The truth about living and working abroad is that it’s almost always much less romantic than it sounds. Most of the time, the decision is a pragmatic one: people choose to make the leap because they can earn more money or live more comfortably. There’s nothing inherently wrong with these motivations; nor is there anything inherently virtuous. Whether you’re a German artist or a Sudanese engineer, you want to have a decent life. And regardless of where you build that life, you have an obligation to treat the people around you with dignity and respect.
Expats have long held a reputation for boorish and exploitative behavior , wherever they happen to be found. While in some cases this might be overblown—as was the case with an infamous 2012 South Korean TV program titled “The Shocking Reality About Relationships With Foreigners”—anyone who’s spent more than a few hours in an expat bar can attest to the condescending attitudes that are far too prevalent in such communities.
This is the flip side of the freedom promised by the expatriate life. When anything goes, it’s easy for things to go too far. It should come as little surprise that people develop superiority complexes when they’re dropped into a world where normal social rules don’t apply to them and they can buy their way out of any inconvenience. Nor should it be surprising when this sparks a backlash.
So does this mean it’s unethical to be an expat? Should people just stay in their own countries and make all these points moot?

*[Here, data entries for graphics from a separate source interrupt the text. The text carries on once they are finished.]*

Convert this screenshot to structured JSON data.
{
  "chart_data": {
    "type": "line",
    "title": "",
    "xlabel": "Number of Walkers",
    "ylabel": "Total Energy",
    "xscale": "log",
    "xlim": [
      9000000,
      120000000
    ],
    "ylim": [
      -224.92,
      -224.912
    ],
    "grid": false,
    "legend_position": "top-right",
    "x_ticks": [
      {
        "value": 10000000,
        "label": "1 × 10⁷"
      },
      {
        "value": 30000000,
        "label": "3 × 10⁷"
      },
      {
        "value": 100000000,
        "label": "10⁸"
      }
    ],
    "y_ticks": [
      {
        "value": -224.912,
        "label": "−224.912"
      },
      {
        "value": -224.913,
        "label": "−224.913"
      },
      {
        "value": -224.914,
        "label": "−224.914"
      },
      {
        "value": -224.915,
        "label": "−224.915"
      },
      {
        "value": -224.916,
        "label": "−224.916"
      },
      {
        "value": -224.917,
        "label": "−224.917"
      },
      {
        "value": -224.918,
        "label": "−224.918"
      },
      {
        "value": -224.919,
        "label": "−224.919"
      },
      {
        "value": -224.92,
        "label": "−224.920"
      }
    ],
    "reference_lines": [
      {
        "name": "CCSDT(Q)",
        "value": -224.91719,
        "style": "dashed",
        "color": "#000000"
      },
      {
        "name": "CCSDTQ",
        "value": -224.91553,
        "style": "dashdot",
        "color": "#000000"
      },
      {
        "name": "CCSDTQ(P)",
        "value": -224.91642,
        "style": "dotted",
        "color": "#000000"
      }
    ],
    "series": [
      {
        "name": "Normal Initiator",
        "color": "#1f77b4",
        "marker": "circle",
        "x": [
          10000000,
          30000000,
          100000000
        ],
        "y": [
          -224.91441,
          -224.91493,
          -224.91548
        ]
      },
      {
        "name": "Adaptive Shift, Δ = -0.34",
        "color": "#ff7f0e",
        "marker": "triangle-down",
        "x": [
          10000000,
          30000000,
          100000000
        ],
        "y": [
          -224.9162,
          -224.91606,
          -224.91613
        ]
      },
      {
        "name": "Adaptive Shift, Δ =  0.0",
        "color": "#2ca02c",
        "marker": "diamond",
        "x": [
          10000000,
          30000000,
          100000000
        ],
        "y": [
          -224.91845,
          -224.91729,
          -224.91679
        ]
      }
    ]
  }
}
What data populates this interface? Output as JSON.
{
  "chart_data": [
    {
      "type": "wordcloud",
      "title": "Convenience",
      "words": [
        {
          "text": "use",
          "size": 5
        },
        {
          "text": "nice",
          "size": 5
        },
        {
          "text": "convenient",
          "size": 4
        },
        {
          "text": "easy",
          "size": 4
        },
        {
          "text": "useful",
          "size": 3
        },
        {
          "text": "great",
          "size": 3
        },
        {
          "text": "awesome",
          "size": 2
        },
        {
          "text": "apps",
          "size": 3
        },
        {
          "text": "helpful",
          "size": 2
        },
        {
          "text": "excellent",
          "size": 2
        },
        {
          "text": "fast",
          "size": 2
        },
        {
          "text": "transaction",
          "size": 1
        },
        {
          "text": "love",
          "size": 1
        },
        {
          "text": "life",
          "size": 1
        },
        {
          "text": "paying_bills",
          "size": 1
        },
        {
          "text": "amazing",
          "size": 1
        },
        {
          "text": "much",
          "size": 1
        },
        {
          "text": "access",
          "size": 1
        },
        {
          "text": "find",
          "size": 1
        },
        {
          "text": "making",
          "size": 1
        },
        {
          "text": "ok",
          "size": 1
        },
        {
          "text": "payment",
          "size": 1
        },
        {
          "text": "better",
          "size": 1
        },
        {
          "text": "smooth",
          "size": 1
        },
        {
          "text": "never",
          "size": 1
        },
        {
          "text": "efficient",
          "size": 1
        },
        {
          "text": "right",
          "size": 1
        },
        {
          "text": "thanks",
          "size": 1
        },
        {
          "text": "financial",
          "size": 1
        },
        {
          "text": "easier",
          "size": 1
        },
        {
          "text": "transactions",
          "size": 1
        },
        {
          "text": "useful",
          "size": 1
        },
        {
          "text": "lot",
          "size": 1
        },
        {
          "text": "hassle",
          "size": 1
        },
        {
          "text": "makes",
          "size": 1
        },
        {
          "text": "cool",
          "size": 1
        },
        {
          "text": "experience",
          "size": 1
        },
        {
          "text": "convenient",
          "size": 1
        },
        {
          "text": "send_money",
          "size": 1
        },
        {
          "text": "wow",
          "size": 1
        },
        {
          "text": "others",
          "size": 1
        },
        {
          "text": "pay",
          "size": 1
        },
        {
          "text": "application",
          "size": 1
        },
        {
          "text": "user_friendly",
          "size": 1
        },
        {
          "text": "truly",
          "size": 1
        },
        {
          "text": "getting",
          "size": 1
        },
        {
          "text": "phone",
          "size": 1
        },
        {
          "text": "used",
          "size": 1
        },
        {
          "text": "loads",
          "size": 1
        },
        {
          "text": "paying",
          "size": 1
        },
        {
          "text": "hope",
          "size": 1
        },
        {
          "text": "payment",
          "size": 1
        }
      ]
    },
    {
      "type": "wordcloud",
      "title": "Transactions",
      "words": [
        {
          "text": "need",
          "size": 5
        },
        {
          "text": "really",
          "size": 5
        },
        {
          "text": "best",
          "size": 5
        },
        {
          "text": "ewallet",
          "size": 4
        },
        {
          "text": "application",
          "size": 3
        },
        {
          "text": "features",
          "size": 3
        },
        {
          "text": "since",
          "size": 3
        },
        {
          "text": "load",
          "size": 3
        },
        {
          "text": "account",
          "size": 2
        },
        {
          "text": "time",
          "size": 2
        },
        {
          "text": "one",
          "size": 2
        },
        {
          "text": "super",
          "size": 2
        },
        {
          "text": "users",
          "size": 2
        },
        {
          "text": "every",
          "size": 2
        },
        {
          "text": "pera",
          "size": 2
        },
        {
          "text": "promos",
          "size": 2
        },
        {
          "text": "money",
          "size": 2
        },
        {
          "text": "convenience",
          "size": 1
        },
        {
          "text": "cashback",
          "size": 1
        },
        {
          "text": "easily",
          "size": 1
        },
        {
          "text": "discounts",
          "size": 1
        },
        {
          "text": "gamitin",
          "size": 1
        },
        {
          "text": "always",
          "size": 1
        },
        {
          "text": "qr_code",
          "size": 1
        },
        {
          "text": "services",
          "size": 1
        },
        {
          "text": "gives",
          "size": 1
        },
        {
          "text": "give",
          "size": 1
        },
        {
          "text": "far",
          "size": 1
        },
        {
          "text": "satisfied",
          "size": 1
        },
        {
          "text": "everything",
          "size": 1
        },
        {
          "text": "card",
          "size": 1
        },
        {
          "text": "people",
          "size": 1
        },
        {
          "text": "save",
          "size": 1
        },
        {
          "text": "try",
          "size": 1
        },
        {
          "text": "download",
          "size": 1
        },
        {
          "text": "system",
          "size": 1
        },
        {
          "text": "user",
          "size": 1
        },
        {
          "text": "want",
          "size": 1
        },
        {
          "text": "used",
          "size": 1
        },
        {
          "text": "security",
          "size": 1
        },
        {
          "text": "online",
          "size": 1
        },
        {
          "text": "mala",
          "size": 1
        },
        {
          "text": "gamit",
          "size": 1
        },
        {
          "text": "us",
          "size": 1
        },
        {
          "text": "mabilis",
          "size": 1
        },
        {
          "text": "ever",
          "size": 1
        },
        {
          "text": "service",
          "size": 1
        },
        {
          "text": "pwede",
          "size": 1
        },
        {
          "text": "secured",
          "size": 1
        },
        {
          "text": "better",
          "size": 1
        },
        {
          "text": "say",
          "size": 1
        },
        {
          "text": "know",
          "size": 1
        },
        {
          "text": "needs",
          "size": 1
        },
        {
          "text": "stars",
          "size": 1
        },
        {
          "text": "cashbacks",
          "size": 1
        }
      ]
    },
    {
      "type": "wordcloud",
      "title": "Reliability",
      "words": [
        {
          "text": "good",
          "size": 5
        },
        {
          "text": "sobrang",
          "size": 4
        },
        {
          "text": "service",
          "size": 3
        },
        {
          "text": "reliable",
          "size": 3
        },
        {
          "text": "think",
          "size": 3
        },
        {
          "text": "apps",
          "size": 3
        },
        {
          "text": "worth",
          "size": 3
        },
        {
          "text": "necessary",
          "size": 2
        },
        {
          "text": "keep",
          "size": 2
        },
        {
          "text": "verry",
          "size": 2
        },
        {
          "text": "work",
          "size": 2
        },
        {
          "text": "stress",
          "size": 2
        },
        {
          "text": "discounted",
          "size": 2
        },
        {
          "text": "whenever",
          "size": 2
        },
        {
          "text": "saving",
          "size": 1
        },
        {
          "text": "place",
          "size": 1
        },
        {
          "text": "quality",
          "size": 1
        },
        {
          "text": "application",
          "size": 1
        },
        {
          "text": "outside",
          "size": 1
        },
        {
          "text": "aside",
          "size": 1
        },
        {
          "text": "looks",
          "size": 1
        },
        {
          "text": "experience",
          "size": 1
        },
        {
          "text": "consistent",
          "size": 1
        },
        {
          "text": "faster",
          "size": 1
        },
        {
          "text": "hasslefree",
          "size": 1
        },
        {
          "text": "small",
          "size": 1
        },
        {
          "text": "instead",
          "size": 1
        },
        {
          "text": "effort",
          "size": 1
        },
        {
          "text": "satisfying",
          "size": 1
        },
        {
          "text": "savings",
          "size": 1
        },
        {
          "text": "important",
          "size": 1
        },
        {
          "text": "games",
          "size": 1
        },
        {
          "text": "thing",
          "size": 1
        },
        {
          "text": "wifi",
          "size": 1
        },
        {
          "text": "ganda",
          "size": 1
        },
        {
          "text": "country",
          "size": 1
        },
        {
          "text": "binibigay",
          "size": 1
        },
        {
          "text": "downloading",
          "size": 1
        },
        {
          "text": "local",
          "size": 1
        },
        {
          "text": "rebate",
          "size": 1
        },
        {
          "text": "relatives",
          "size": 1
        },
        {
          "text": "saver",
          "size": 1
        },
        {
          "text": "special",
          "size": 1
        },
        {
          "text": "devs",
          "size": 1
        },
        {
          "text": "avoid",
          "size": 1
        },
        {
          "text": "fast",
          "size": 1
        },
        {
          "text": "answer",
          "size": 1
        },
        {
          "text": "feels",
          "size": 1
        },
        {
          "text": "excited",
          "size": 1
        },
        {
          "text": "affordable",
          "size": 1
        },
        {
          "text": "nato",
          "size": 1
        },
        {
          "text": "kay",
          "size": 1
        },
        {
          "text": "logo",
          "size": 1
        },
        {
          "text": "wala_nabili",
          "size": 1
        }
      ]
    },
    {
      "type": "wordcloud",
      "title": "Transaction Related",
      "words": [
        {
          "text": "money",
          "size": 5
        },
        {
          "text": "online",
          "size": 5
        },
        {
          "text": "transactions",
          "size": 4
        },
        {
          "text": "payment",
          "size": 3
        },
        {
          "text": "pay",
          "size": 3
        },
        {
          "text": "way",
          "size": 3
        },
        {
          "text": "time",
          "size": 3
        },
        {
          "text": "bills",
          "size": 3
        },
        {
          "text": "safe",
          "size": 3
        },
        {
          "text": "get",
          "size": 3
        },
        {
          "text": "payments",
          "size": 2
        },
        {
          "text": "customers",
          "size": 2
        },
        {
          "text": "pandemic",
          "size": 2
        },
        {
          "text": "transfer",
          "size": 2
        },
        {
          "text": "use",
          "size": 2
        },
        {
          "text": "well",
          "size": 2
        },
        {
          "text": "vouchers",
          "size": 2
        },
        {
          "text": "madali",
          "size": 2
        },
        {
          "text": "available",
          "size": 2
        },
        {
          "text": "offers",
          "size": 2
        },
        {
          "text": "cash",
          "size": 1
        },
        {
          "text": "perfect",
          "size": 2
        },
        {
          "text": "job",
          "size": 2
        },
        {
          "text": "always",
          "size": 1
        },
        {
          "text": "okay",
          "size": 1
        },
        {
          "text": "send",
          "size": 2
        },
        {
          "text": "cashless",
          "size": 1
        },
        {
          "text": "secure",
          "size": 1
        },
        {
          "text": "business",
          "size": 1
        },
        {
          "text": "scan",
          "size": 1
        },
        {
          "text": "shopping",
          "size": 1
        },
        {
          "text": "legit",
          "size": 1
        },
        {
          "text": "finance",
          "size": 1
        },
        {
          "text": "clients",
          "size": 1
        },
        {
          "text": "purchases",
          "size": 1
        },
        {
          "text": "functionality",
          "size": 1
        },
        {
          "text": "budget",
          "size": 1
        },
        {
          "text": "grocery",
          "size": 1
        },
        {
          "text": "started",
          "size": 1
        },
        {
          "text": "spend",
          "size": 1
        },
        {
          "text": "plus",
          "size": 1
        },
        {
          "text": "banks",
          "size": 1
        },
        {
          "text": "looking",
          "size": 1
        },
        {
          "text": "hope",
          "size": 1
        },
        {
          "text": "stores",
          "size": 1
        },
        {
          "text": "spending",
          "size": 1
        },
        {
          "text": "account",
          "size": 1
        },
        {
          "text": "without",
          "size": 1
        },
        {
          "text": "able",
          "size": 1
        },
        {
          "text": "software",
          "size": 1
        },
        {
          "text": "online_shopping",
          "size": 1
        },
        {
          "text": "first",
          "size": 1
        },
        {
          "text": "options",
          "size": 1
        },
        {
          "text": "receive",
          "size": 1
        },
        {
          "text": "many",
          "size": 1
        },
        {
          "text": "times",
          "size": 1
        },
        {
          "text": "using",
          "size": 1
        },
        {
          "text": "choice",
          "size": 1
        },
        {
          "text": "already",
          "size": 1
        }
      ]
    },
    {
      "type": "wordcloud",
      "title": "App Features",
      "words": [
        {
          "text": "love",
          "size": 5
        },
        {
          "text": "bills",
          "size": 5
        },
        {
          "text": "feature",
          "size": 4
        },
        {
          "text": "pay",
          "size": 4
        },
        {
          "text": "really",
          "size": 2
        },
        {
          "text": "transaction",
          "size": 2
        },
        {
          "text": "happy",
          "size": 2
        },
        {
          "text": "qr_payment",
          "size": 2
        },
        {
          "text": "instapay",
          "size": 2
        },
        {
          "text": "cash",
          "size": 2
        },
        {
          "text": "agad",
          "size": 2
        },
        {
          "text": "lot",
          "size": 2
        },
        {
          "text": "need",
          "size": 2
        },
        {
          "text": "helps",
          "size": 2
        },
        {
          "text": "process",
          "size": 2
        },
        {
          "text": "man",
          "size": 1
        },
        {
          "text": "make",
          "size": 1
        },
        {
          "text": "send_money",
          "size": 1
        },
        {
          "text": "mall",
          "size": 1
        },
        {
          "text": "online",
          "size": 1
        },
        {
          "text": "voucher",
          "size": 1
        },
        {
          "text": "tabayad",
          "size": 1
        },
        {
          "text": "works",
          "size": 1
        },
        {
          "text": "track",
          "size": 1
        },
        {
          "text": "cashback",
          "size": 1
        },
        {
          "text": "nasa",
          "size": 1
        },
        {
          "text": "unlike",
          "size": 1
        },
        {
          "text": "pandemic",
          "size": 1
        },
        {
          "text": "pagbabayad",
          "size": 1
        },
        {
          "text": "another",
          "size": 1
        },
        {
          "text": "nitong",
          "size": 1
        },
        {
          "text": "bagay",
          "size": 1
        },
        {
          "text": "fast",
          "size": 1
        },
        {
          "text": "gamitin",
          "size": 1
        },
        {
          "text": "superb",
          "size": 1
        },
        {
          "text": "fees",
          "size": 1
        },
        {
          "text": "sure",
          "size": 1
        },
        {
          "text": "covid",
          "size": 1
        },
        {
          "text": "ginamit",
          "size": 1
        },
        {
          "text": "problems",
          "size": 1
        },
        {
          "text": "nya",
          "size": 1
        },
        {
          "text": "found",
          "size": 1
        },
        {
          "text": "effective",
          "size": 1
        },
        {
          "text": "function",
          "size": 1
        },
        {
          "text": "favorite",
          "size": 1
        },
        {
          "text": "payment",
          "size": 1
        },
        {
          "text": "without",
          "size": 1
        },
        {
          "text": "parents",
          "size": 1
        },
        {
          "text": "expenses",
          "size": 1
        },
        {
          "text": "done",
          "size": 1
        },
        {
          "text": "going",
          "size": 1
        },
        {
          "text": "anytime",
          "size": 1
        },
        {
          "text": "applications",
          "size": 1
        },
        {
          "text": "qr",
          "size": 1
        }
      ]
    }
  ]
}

Maybe, but that’s neither realistic nor enforceable, at least in a nominally humane world. People have moved around for as long as civilizations have existed, and the world is immeasurably better off as a result. We can’t (and shouldn’t) seek to return to a mythical past where everyone lives and dies in the same place where they were born.
Instead, we should seek to live with more humility, curiosity, and care—especially if we’ve chosen to live abroad. To be an expat is to be a guest, after all, and the least we can do is be gracious about it.